All worker configurations in a Trino cluster should be identical.

The following are the basic allowed Trino server configuration properties. In later chapters, as we discuss features such as authentication, authorization, and resource groups, we cover additional optional properties.

coordinator=true|false

Allows this Trino instance to function as a coordinator and therefore accept queries from clients and manage query execution. Defaults to true. Setting the value to false dedicates the server as worker.

node-scheduler.include-coordinator=true|false

Allows scheduling work on the coordinator. Defaults to true. For larger clusters, we suggest setting this property to false. Processing work on the coordinator can impact query performance because the server resources are not available for the critical task of scheduling, managing, and monitoring query execution.

http-server.http.port=8080 and http-server.https.port=8443

Specifies the ports used for the server for the HTTP/HTTPS connection. Trino uses HTTP for all internal and external communication.

query.max-memory=5GB

The maximum amount of distributed memory that a query may use. This is described in greater detail in Chapter 12.

query.max-memory-per-node=1GB

The maximum amount of user memory that a query may use on any one machine. This is described in greater detail in Chapter 12.

query.max-total-memory-per-node=2GB

The maximum amount of user and system memory that a query may use on any one server.
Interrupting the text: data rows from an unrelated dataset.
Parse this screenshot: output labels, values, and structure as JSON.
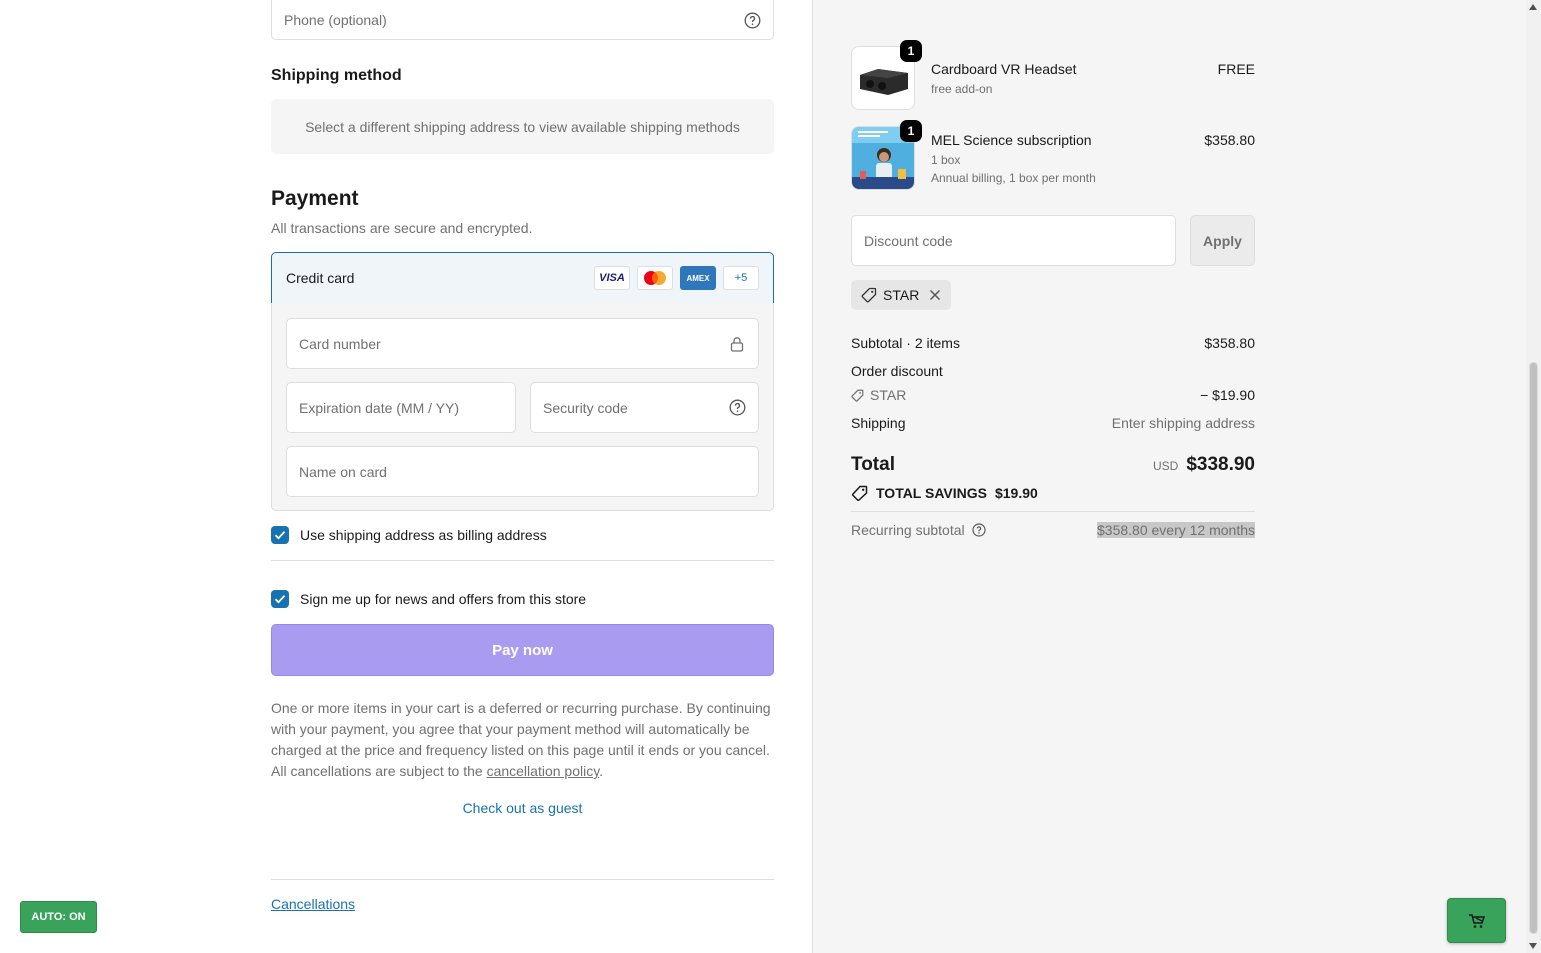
{
  "contact": {
    "phone_placeholder": "Phone (optional)"
  },
  "shipping": {
    "heading": "Shipping method",
    "notice": "Select a different shipping address to view available shipping methods"
  },
  "payment": {
    "heading": "Payment",
    "subtitle": "All transactions are secure and encrypted.",
    "method_label": "Credit card",
    "card_logos": [
      "VISA",
      "Mastercard",
      "AMEX"
    ],
    "more_cards": "+5",
    "card_number_placeholder": "Card number",
    "expiry_placeholder": "Expiration date (MM / YY)",
    "security_placeholder": "Security code",
    "name_placeholder": "Name on card",
    "billing_checkbox_label": "Use shipping address as billing address",
    "billing_checked": true,
    "news_checkbox_label": "Sign me up for news and offers from this store",
    "news_checked": true,
    "pay_button": "Pay now"
  },
  "legal": {
    "text_before": "One or more items in your cart is a deferred or recurring purchase. By continuing with your payment, you agree that your payment method will automatically be charged at the price and frequency listed on this page until it ends or you cancel. All cancellations are subject to the ",
    "link": "cancellation policy",
    "text_after": ".",
    "guest_link": "Check out as guest",
    "footer_link": "Cancellations"
  },
  "auto_badge": "AUTO: ON",
  "order": {
    "items": [
      {
        "qty": "1",
        "name": "Cardboard VR Headset",
        "sub1": "free add-on",
        "sub2": "",
        "price": "FREE"
      },
      {
        "qty": "1",
        "name": "MEL Science subscription",
        "sub1": "1 box",
        "sub2": "Annual billing, 1 box per month",
        "price": "$358.80"
      }
    ],
    "discount_placeholder": "Discount code",
    "apply_button": "Apply",
    "applied_code": "STAR",
    "subtotal_label": "Subtotal · 2 items",
    "subtotal_value": "$358.80",
    "order_discount_label": "Order discount",
    "discount_code_label": "STAR",
    "discount_value": "− $19.90",
    "shipping_label": "Shipping",
    "shipping_value": "Enter shipping address",
    "total_label": "Total",
    "total_currency": "USD",
    "total_value": "$338.90",
    "savings_label": "TOTAL SAVINGS",
    "savings_value": "$19.90",
    "recurring_label": "Recurring subtotal",
    "recurring_value": "$358.80 every 12 months"
  },
  "colors": {
    "accent": "#1773b0",
    "pay_button": "#a99cf0",
    "green_badge": "#3aa35b"
  }
}
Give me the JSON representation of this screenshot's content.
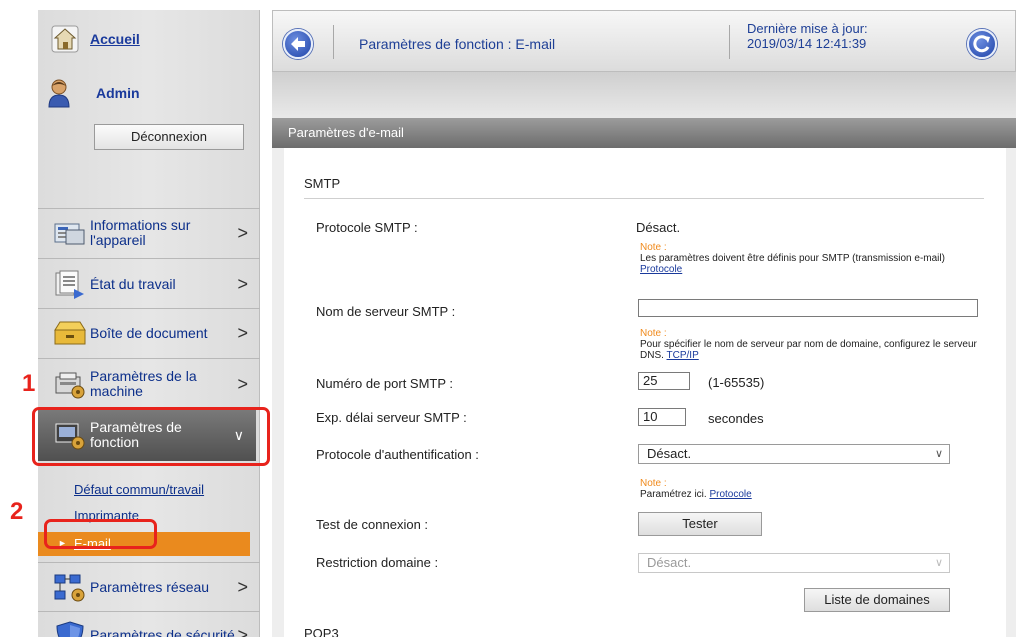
{
  "sidebar": {
    "home": "Accueil",
    "user": "Admin",
    "logout": "Déconnexion",
    "menu": [
      {
        "label": "Informations sur l'appareil"
      },
      {
        "label": "État du travail"
      },
      {
        "label": "Boîte de document"
      },
      {
        "label": "Paramètres de la machine"
      },
      {
        "label": "Paramètres de fonction"
      },
      {
        "label": "Paramètres réseau"
      },
      {
        "label": "Paramètres de sécurité"
      }
    ],
    "submenu": [
      "Défaut commun/travail",
      "Imprimante",
      "E-mail"
    ]
  },
  "annotations": {
    "step1": "1",
    "step2": "2"
  },
  "header": {
    "title": "Paramètres de fonction : E-mail",
    "updated_label": "Dernière mise à jour:",
    "updated_value": "2019/03/14 12:41:39"
  },
  "panel": {
    "title": "Paramètres d'e-mail",
    "smtp_section": "SMTP",
    "pop3_section": "POP3",
    "protocol_label": "Protocole SMTP :",
    "protocol_value": "Désact.",
    "note_label": "Note :",
    "note1_text": "Les paramètres doivent être définis pour SMTP (transmission e-mail)",
    "note1_link": "Protocole",
    "server_label": "Nom de serveur SMTP :",
    "server_value": "",
    "note2_text": "Pour spécifier le nom de serveur par nom de domaine, configurez le serveur DNS.",
    "note2_link": "TCP/IP",
    "port_label": "Numéro de port SMTP :",
    "port_value": "25",
    "port_range": "(1-65535)",
    "timeout_label": "Exp. délai serveur SMTP :",
    "timeout_value": "10",
    "timeout_unit": "secondes",
    "auth_label": "Protocole d'authentification :",
    "auth_value": "Désact.",
    "note3_text": "Paramétrez ici.",
    "note3_link": "Protocole",
    "test_label": "Test de connexion :",
    "test_button": "Tester",
    "domain_label": "Restriction domaine :",
    "domain_value": "Désact.",
    "domain_list_button": "Liste de domaines"
  },
  "colors": {
    "accent_orange": "#ea8a1e",
    "annotation_red": "#e8231c",
    "link_blue": "#1a3a9c"
  }
}
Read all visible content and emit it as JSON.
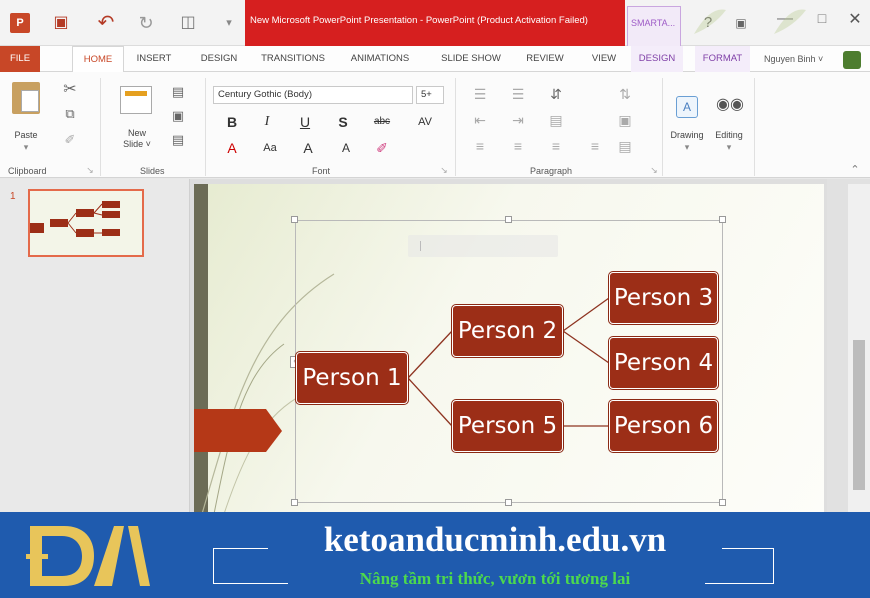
{
  "window": {
    "title": "New Microsoft PowerPoint Presentation - PowerPoint (Product Activation Failed)",
    "contextual_tab_header": "SMARTA...",
    "accent_color": "#c84727"
  },
  "quick_access": {
    "app_logo": "powerpoint-icon",
    "save": "save-icon",
    "undo": "undo-icon",
    "redo": "redo-icon",
    "present": "present-icon"
  },
  "tabs": {
    "file": "FILE",
    "home": "HOME",
    "insert": "INSERT",
    "design": "DESIGN",
    "transitions": "TRANSITIONS",
    "animations": "ANIMATIONS",
    "slideshow": "SLIDE SHOW",
    "review": "REVIEW",
    "view": "VIEW",
    "smartart_design": "DESIGN",
    "format": "FORMAT"
  },
  "user": {
    "name": "Nguyen Binh ˅"
  },
  "ribbon": {
    "clipboard": {
      "label": "Clipboard",
      "paste": "Paste"
    },
    "slides": {
      "label": "Slides",
      "new_slide": "New\nSlide ˅"
    },
    "font": {
      "label": "Font",
      "family": "Century Gothic (Body)",
      "size": "5+"
    },
    "paragraph": {
      "label": "Paragraph"
    },
    "drawing": {
      "label": "Drawing"
    },
    "editing": {
      "label": "Editing"
    }
  },
  "thumbnails": {
    "slide_number": "1"
  },
  "smartart": {
    "node_color": "#9c2e17",
    "nodes": {
      "p1": "Person 1",
      "p2": "Person 2",
      "p3": "Person 3",
      "p4": "Person 4",
      "p5": "Person 5",
      "p6": "Person 6"
    }
  },
  "banner": {
    "color": "#1f5bae",
    "brand": "ketoanducminh.edu.vn",
    "tagline": "Nâng tầm tri thức, vươn tới tương lai"
  }
}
System memory is the memory used during execution by readers, writers, network buffers, etc. This is described in greater detail in Chapter 12.
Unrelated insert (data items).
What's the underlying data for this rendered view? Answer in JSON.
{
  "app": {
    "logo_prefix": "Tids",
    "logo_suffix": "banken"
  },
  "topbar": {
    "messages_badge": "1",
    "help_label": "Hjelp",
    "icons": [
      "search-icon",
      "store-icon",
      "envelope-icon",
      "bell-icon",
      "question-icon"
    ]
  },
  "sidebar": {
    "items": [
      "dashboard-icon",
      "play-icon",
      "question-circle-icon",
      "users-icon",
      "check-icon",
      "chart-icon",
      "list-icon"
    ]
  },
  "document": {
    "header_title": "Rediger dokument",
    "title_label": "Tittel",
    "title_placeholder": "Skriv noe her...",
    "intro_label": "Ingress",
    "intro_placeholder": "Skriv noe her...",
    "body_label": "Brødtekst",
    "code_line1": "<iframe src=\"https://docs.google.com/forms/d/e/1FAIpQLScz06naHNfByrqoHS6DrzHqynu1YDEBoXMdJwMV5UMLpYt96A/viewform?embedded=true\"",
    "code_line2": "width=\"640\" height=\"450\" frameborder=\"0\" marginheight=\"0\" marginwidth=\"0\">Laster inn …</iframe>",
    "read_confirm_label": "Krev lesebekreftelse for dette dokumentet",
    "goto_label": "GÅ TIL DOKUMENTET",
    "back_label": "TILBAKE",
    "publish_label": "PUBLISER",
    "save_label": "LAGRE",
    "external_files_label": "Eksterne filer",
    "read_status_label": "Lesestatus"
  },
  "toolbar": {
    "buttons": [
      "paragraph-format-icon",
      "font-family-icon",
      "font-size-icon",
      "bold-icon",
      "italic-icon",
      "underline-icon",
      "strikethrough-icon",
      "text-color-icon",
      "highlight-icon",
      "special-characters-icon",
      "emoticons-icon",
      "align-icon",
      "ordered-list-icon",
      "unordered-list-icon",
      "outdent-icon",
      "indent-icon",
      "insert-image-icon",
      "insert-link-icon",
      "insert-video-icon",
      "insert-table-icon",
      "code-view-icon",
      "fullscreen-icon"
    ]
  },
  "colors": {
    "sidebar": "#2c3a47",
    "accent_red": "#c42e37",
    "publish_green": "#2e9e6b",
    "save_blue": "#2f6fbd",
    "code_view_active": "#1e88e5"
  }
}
discovery-server.enabled=true

Trino uses the discovery service to find all the nodes in the cluster. Every Trino instance registers with the discovery service on startup. To simplify deployment and avoid running an additional service, the Trino coordinator can run an embedded version of the discovery service. It shares the HTTP server with Trino and thus uses the same port. Typically set to true on the coordinator. Required to be disabled on all workers by removing the property.

discovery.uri=http://localhost:8080

The URI to the discovery server. When running the embedded version of discovery in the Trino coordinator, this should be the URI of the Trino coordinator, including the correct port. This URI must not end in a slash.

Logging

The optional Trino logging configuration file, etc/log.properties, allows setting the minimum log level for named logger hierarchies. Every logger has a name, which is typically the fully qualified name of the Java class that uses the logger. Loggers use the Java class hierarchy. The packages used for all components of Trino can be seen in the source code, discussed in “Source Code, License, and Version”.
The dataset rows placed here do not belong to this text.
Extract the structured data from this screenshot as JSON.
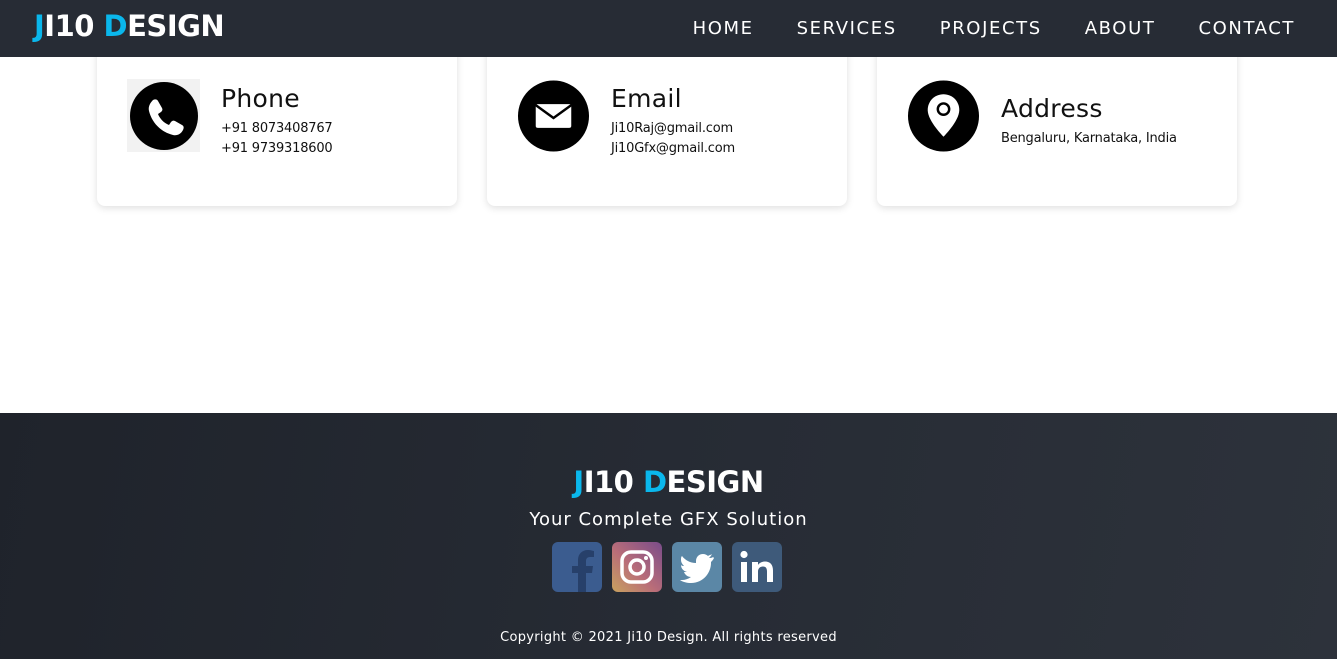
{
  "nav": {
    "logo_part1": "J",
    "logo_part2": "I10 ",
    "logo_part3": "D",
    "logo_part4": "ESIGN",
    "links": [
      "HOME",
      "SERVICES",
      "PROJECTS",
      "ABOUT",
      "CONTACT"
    ]
  },
  "contact_cards": {
    "phone": {
      "title": "Phone",
      "lines": [
        "+91 8073408767",
        "+91 9739318600"
      ],
      "icon": "phone-icon"
    },
    "email": {
      "title": "Email",
      "lines": [
        "Ji10Raj@gmail.com",
        "Ji10Gfx@gmail.com"
      ],
      "icon": "envelope-icon"
    },
    "address": {
      "title": "Address",
      "lines": [
        "Bengaluru, Karnataka, India"
      ],
      "icon": "map-pin-icon"
    }
  },
  "footer": {
    "logo_part1": "J",
    "logo_part2": "I10 ",
    "logo_part3": "D",
    "logo_part4": "ESIGN",
    "tagline": "Your Complete GFX Solution",
    "socials": [
      "facebook",
      "instagram",
      "twitter",
      "linkedin"
    ],
    "copyright": "Copyright © 2021 Ji10 Design. All rights reserved"
  },
  "colors": {
    "accent": "#0ab7ec",
    "navbar": "#272c35",
    "footer": "#22262e"
  }
}
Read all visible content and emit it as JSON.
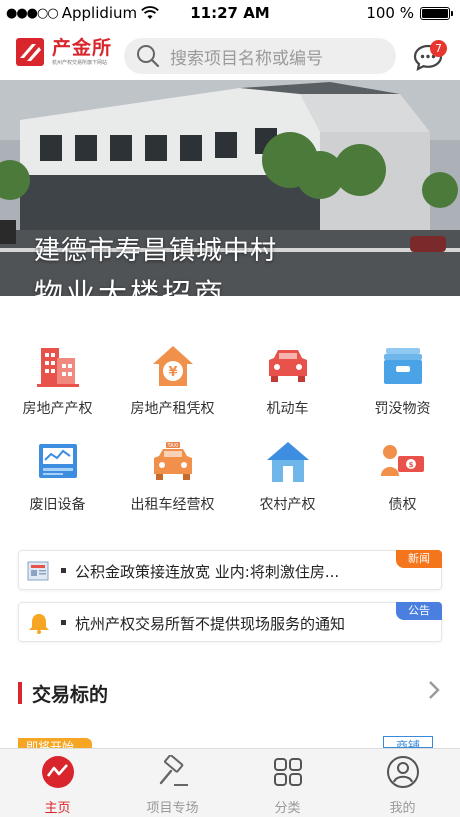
{
  "status_bar": {
    "carrier": "Applidium",
    "time": "11:27 AM",
    "battery": "100 %"
  },
  "header": {
    "logo_name": "产金所",
    "logo_sub": "杭州产权交易所旗下网站",
    "search_placeholder": "搜索项目名称或编号",
    "message_badge": "7"
  },
  "banner": {
    "line1": "建德市寿昌镇城中村",
    "line2": "物业大楼招商"
  },
  "categories": [
    {
      "label": "房地产产权",
      "icon": "building-icon"
    },
    {
      "label": "房地产租凭权",
      "icon": "house-yuan-icon"
    },
    {
      "label": "机动车",
      "icon": "car-icon"
    },
    {
      "label": "罚没物资",
      "icon": "box-icon"
    },
    {
      "label": "废旧设备",
      "icon": "monitor-icon"
    },
    {
      "label": "出租车经营权",
      "icon": "taxi-icon"
    },
    {
      "label": "农村产权",
      "icon": "home-icon"
    },
    {
      "label": "债权",
      "icon": "debt-icon"
    }
  ],
  "notices": [
    {
      "text": "公积金政策接连放宽 业内:将刺激住房...",
      "tag": "新闻",
      "tag_color": "#f5751d",
      "icon": "newspaper-icon"
    },
    {
      "text": "杭州产权交易所暂不提供现场服务的通知",
      "tag": "公告",
      "tag_color": "#4a7fe0",
      "icon": "bell-icon"
    }
  ],
  "section": {
    "title": "交易标的",
    "peek_left": "即将开始",
    "peek_right": "商铺"
  },
  "tabbar": [
    {
      "label": "主页",
      "icon": "home-tab-icon",
      "active": true
    },
    {
      "label": "项目专场",
      "icon": "gavel-icon",
      "active": false
    },
    {
      "label": "分类",
      "icon": "grid-icon",
      "active": false
    },
    {
      "label": "我的",
      "icon": "user-icon",
      "active": false
    }
  ],
  "colors": {
    "brand_red": "#d8262c",
    "inactive_gray": "#999999"
  }
}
For example, consider the following log levels file:

io.trino=INFO
io.trino.plugin.postgresql=DEBUG

The first line sets the minimum level to INFO for all classes inside io.trino, including nested packages such as io.trino.spi.connector and io.trino.plugin.hive. The default level is INFO, so the preceding example does not actually change logging for any packages in the first line. Having the default level in the file just makes the configuration more explicit. However, the second line overrides the logging configuration for the PostgreSQL connector to debug-level logging.

There are four levels, DEBUG, INFO, WARN, and ERROR, sorted by decreasing verbosity. Throughout the book, we may refer to setting logging when discussing topics such as troubleshooting in Trino.

Warning

When setting the logging levels, keep in mind that DEBUG levels can be verbose. Only set DEBUG on specific lower-level packages that you are actually troubleshooting to avoid creating large numbers of log messages, negatively impacting the performance of the system.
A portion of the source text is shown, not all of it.